Development and Validation of a Mean Value Engine Model for Integrated Engine and Control System Simulation 2007-01-1304
This paper describes the development of a mean value model for a turbocharged diesel engine. The objective is to develop a fast-running engine model with sufficient accuracy over a wide range of operating conditions for efficient evaluation of control algorithms and control strategies.
The mean value engine model was derived from a detailed 1D engine model, using the Design of Experiments (DOE) and hybrid Radial Basis Functions (RBF) to approximate the simulation results of the detailed model for cylinder quantities (e.g., the engine volumetric efficiency, the indicated efficiency, and the energy fraction of the exhaust gas). Furthermore, the intake and exhaust systems (especially intake and exhaust manifolds) were completely simplified by lumping flow components together. In addition, to compare with hybrid RBF, neural networks were also used to approximate the simulation results of the detailed engine model.

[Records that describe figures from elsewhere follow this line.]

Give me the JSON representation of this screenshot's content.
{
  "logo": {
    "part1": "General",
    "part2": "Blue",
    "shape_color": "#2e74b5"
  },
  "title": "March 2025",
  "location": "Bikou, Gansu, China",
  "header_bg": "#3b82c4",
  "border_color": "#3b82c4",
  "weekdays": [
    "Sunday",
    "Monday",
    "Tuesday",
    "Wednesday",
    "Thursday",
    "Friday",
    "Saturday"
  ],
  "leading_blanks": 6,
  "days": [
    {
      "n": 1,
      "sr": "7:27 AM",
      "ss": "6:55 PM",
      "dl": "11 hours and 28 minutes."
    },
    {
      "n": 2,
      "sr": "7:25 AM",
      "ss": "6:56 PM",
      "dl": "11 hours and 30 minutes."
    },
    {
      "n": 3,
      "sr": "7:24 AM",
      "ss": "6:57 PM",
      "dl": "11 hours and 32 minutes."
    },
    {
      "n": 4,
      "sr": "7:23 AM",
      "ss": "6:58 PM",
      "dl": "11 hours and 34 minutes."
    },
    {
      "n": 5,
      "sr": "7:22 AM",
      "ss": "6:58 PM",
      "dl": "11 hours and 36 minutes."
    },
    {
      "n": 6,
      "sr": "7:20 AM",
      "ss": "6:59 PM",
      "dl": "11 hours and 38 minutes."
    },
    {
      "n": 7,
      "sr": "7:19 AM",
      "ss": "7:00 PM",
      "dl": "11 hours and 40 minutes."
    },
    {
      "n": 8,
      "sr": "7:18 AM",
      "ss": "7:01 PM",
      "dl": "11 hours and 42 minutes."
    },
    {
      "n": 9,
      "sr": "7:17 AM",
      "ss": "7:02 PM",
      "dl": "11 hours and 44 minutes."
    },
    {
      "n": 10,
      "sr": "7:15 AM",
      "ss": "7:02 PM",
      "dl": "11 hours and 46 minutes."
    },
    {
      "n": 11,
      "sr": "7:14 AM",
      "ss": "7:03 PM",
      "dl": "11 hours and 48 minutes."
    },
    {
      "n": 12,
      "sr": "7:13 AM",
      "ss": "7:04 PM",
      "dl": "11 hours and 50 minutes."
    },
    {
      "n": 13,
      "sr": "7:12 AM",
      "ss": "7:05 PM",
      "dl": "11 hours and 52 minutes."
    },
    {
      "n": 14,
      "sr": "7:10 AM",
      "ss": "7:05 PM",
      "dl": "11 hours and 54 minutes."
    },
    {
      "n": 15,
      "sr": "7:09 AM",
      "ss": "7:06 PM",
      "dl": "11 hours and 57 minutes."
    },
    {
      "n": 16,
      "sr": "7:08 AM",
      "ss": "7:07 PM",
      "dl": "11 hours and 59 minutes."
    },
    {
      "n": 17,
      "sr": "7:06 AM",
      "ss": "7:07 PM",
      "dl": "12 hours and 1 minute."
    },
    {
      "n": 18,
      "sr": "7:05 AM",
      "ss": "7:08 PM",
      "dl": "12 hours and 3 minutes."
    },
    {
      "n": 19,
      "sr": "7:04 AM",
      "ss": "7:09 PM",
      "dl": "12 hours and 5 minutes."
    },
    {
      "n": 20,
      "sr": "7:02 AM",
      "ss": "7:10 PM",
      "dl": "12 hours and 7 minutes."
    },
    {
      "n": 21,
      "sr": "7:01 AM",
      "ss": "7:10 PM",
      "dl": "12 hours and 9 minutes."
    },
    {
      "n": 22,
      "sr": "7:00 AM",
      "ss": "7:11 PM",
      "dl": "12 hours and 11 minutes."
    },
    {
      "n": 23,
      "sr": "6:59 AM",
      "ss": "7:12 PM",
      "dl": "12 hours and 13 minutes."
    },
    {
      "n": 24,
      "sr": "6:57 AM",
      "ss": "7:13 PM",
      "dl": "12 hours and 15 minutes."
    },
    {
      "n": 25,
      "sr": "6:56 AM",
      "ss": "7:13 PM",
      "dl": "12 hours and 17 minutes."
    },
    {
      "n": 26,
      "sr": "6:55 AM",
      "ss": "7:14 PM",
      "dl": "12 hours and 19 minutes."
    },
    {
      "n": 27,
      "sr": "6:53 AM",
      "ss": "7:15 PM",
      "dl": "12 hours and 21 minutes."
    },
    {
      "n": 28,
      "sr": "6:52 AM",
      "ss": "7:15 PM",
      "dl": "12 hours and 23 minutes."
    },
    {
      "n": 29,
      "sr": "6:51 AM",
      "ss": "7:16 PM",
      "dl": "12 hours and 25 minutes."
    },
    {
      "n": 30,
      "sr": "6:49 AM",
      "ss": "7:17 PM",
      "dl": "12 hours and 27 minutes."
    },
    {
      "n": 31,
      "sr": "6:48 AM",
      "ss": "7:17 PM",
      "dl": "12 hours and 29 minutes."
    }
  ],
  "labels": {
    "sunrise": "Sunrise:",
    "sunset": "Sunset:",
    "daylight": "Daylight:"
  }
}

The developed mean value engine model with hybrid RBF was then integrated with a comprehensive controller model for non-real time simulation and analysis of the engine and control system. The mean value model was extensively validated against the detailed model over a step-change test condition, three step transient conditions, and a full FTP driving cycle. It is demonstrated that the dynamic responses of the engine and control system during all transient conditions have been captured reasonably well by the mean value model.
The trade-off of model accuracy and run speed was explored and evaluated for the developed mean value model, compared with the detailed model. It is shown that the developed mean value model achieved a good trade-off of model accuracy and run speed.